L'Autriche ordonne la fermeture de mosquées
L'Autriche a annoncé la fermeture de sept mosquées ainsi que l'expulsion d'une quarantaine d'imams liés à la Direction turque des Affaires religieuses (Diyanet). Le chancelier Sebastian Kurz a déclaré vouloir ainsi mettre fin à la radicalisation et faire appliquer la loi sur l'islam, laquelle interdit depuis 2015 tout financement étranger de l'islam. Une initiative judicieuse pour combattre les ennemis de la démocratie ?
Une politique contre-productive ?
L'annonce de l'Autriche pourrait avoir des effets pervers, pointe Delo :
«Les conséquences que ce genre de mesures risquent d'avoir sur la société sont inquiétantes. Le chancelier Sebastian Kurz a certes dit qu'elles avaient pour objectif de prévenir l'émergence de sociétés parallèles. Or il arrive qu'une politique basée sur des lois discriminatoires engendre cela même qu'elle veut combattre. L'exclusion sociale, ou ne serait-ce que le sentiment d'être exclu, sont généralement à l'origine de l'apparition de communautés parallèles.»
Combattre les extrémistes par des moyens juridiques
Milliyet réprouve également la politique de Vienne :
«On ne peut pas affirmer que l'Europe soit exempte d'organisations prêtes à recourir à la violence au nom de l'islam. Ceci dit, fermer des mosquées et expulser des imams n'est pas la solution. Les services de renseignement et les forces de l'ordre devraient trouver les responsables et les traduire en justice. Ceux contre lesquels pèsent de graves soupçons de financements occultes devraient également comparaître en justice. Quant à ceux qui perçoivent de leur pays d'origine des salaires légitimes et officiels, il faudrait les informer qu'ils doivent se mettre en quête de sources de financement intérieures, faute de quoi ils devront cesser leur activité professionnelle. Telle serait la voie de l'Etat de droit, des droits de l'homme, de la légalité et de la liberté religieuse.»

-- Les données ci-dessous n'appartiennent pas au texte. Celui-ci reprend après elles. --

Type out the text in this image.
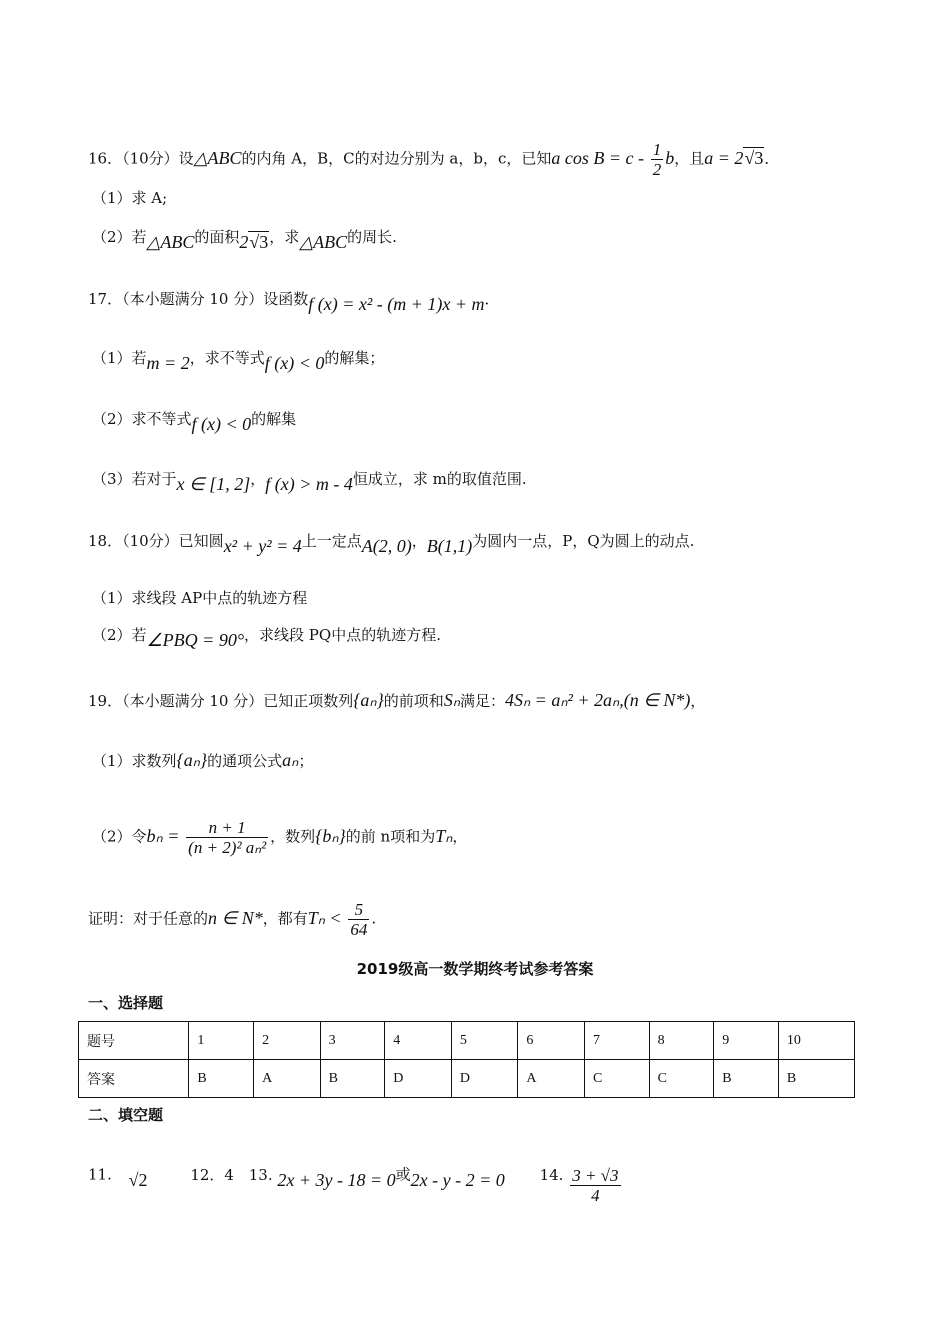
16．（10分）设△ABC的内角 A，B，C的对边分别为 a，b，c，已知a $\cos B = c - \frac{1}{2}$ b，且a = 2√3．
（1）求 A;
（2）若△ABC的面积2√3，求△ABC的周长.
17．（本小题满分 10 分）设函数f (x) = x² - (m + 1)x + m．
（1）若m = 2，求不等式f (x) < 0的解集；
（2）求不等式f (x) < 0的解集
（3）若对于x ∈ [1, 2]，f (x) > m - 4恒成立，求 m的取值范围.
18．（10分）已知圆x² + y² = 4上一定点A(2, 0)，B(1,1)为圆内一点，P，Q为圆上的动点.
（1）求线段 AP中点的轨迹方程
（2）若∠PBQ = 90°，求线段 PQ中点的轨迹方程.
19．（本小题满分 10 分）已知正项数列{aₙ}的前项和Sₙ满足：4Sₙ = aₙ² + 2aₙ,(n ∈ N*)，
（1）求数列{aₙ}的通项公式aₙ；
（2）令$b_n = \frac{n + 1}{\text{(n + 2)² aₙ²}}$ ，数列{bₙ}的前 n项和为Tₙ，
证明：对于任意的n ∈ N*，都有$T_n < \frac{5}{64}$ .
2019级高一数学期终考试参考答案
一、选择题
题号	1	2	3	4	5	6	7	8	9	10
答案	B	A	B	D	D	A	C	C	B	B
二、填空题
11. √2	12．4 13. 2x + 3y - 18 = 0或2x - y - 2 = 0 14. $\frac{3 + √3}{4}$
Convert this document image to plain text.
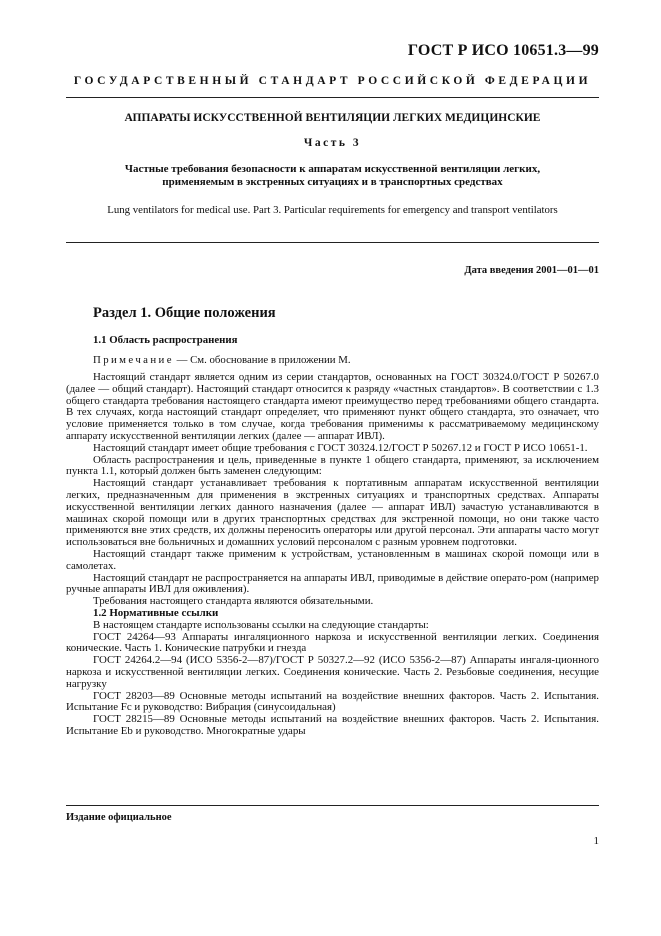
ГОСТ Р ИСО 10651.3—99
ГОСУДАРСТВЕННЫЙ СТАНДАРТ РОССИЙСКОЙ ФЕДЕРАЦИИ
АППАРАТЫ ИСКУССТВЕННОЙ ВЕНТИЛЯЦИИ ЛЕГКИХ МЕДИЦИНСКИЕ
Часть 3
Частные требования безопасности к аппаратам искусственной вентиляции легких, применяемым в экстренных ситуациях и в транспортных средствах
Lung ventilators for medical use. Part 3. Particular requirements for emergency and transport ventilators
Дата введения 2001—01—01
Раздел 1. Общие положения
1.1 Область распространения
Примечание — См. обоснование в приложении М.

Настоящий стандарт является одним из серии стандартов, основанных на ГОСТ 30324.0/ГОСТ Р 50267.0 (далее — общий стандарт). Настоящий стандарт относится к разряду «частных стандартов». В соответствии с 1.3 общего стандарта требования настоящего стандарта имеют преимущество перед требованиями общего стандарта. В тех случаях, когда настоящий стандарт определяет, что применяют пункт общего стандарта, это означает, что условие применяется только в том случае, когда требования применимы к рассматриваемому медицинскому аппарату искусственной вентиляции легких (далее — аппарат ИВЛ).

Настоящий стандарт имеет общие требования с ГОСТ 30324.12/ГОСТ Р 50267.12 и ГОСТ Р ИСО 10651-1.

Область распространения и цель, приведенные в пункте 1 общего стандарта, применяют, за исключением пункта 1.1, который должен быть заменен следующим:

Настоящий стандарт устанавливает требования к портативным аппаратам искусственной вентиляции легких, предназначенным для применения в экстренных ситуациях и транспортных средствах. Аппараты искусственной вентиляции легких данного назначения (далее — аппарат ИВЛ) зачастую устанавливаются в машинах скорой помощи или в других транспортных средствах для экстренной помощи, но они также часто применяются вне этих средств, их должны переносить операторы или другой персонал. Эти аппараты часто могут использоваться вне больничных и домашних условий персоналом с разным уровнем подготовки.

Настоящий стандарт также применим к устройствам, установленным в машинах скорой помощи или в самолетах.

Настоящий стандарт не распространяется на аппараты ИВЛ, приводимые в действие операто-ром (например ручные аппараты ИВЛ для оживления).

Требования настоящего стандарта являются обязательными.

1.2 Нормативные ссылки

В настоящем стандарте использованы ссылки на следующие стандарты:

ГОСТ 24264—93 Аппараты ингаляционного наркоза и искусственной вентиляции легких. Соединения конические. Часть 1. Конические патрубки и гнезда

ГОСТ 24264.2—94 (ИСО 5356-2—87)/ГОСТ Р 50327.2—92 (ИСО 5356-2—87) Аппараты ингаля-ционного наркоза и искусственной вентиляции легких. Соединения конические. Часть 2. Резьбовые соединения, несущие нагрузку

ГОСТ 28203—89 Основные методы испытаний на воздействие внешних факторов. Часть 2. Испытания. Испытание Fc и руководство: Вибрация (синусоидальная)

ГОСТ 28215—89 Основные методы испытаний на воздействие внешних факторов. Часть 2. Испытания. Испытание Eb и руководство. Многократные удары

Издание официальное
1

Une mesure importante contre les ennemis de la démocratie
Spiegel Online juge la manière d'agir de l'Autriche tout à fait défendable :
«On est en droit de critiquer la mise en scène déroutante choisie par le gouvernement pour rendre publique sa procédure. On pourra lui reprocher sa soif d'ovations, dans une ambiance déjà électrique. ... On aurait toutefois tort de céder à un réflexe et de critiquer l'Autriche pour ces décisions, pour la simple raison qu'en l'occurrence, des populistes vilipendent des populistes. Sévir contre des islamistes affiliés au nationalisme turc et contre des salafistes n'est en aucune manière 'l'expression d'une vague islamophobe, raciste et discriminatoire' qui balaierait l'Autriche, ni d'une 'attaque contre la communauté musulmane' dans l'attente d'en 'tirer un maigre avantage politique', comme Erdoğan, sur un mode non moins théâtral, a rétorqué par l'intermédiaire de son porte-parole. Il s'agit d'une mesure visant à combattre les ennemis de la démocratie et de la liberté.»

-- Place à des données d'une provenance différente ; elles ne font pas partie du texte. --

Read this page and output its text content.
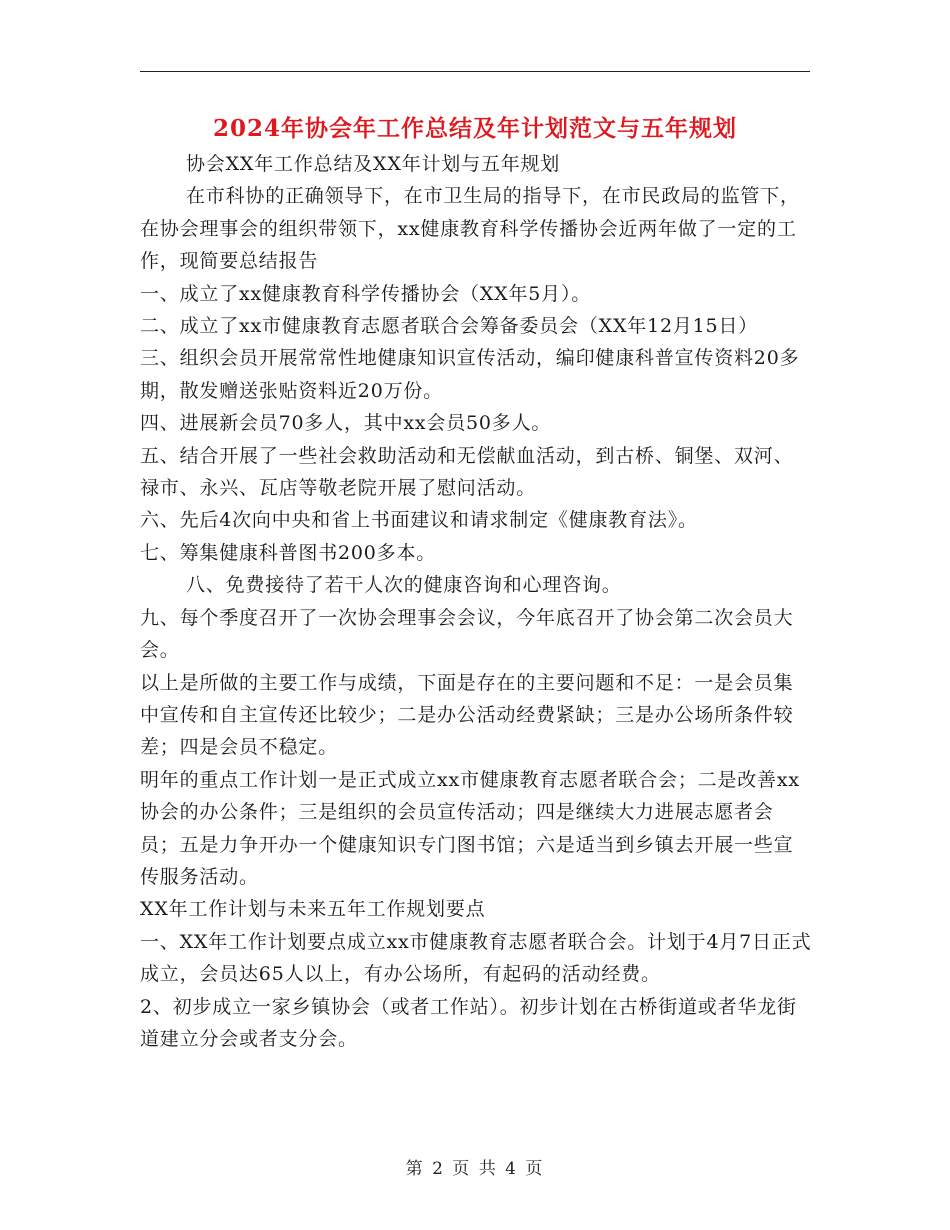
2024年协会年工作总结及年计划范文与五年规划

协会XX年工作总结及XX年计划与五年规划

在市科协的正确领导下，在市卫生局的指导下，在市民政局的监管下，在协会理事会的组织带领下，xx健康教育科学传播协会近两年做了一定的工作，现简要总结报告

一、成立了xx健康教育科学传播协会（XX年5月）。

二、成立了xx市健康教育志愿者联合会筹备委员会（XX年12月15日）

三、组织会员开展常常性地健康知识宣传活动，编印健康科普宣传资料20多期，散发赠送张贴资料近20万份。

四、进展新会员70多人，其中xx会员50多人。

五、结合开展了一些社会救助活动和无偿献血活动，到古桥、铜堡、双河、禄市、永兴、瓦店等敬老院开展了慰问活动。

六、先后4次向中央和省上书面建议和请求制定《健康教育法》。

七、筹集健康科普图书200多本。

八、免费接待了若干人次的健康咨询和心理咨询。

九、每个季度召开了一次协会理事会会议，今年底召开了协会第二次会员大会。

以上是所做的主要工作与成绩，下面是存在的主要问题和不足：一是会员集中宣传和自主宣传还比较少；二是办公活动经费紧缺；三是办公场所条件较差；四是会员不稳定。

明年的重点工作计划一是正式成立xx市健康教育志愿者联合会；二是改善xx协会的办公条件；三是组织的会员宣传活动；四是继续大力进展志愿者会员；五是力争开办一个健康知识专门图书馆；六是适当到乡镇去开展一些宣传服务活动。

XX年工作计划与未来五年工作规划要点

一、XX年工作计划要点成立xx市健康教育志愿者联合会。计划于4月7日正式成立，会员达65人以上，有办公场所，有起码的活动经费。

2、初步成立一家乡镇协会（或者工作站）。初步计划在古桥街道或者华龙街道建立分会或者支分会。

第 2 页 共 4 页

Une déclaration de guerre aux musulmans
De son côté, Der Standard critique l'initiative du chancelier Sebastian Kurz, qu'il juge dangereuse :
«Entamer la journée par une annonce aussi tonitruante et provocatrice que celle proférée par le chancelier et le vice-chancelier, qui plus est sur le thème hyper sensible des rapports à l'Islam, est très dangereux dans notre monde actuel, prompt à tout simplifier sur un mode superficiel. Quel sera, en effet, l'impact de cette infraction à la loi sur l'Islam constatée par le gouvernement ? 'Les chrétiens ferment nos mosquées' - tel est le message que les musulmans liront et entendront en Turquie, en Europe et en Indonésie. Il s'agit d'une déclaration de guerre, insuffisamment expliquée au monde musulman. De surcroît, elle intervient - manque de tact notoire - peu avant la fin du ramadan.»
La liberté de religion - une farce
Daily Sabah, journal fidèle au gouvernement, fait par de ses réserves, qui ne se limitent pas au niveau juridique :
«Nous assistons à une violation du principe constitutionnel d'égalité devant la loi et de la jurisprudence autrichienne sur le financement des communautés religieuses. ... Sur tout le continent européen mais surtout en Autriche, les musulmans endurent la montée de la xénophobie. Les musulmans européens savant parfaitement que c'est à eux, et non à leurs mosquées, qu'en veut le continent. Dès lors qu'il s'agit de musulmans, il semblerait que l'Europe ne se soucie plus des droits de l'homme, de la liberté de pensée et de religion.»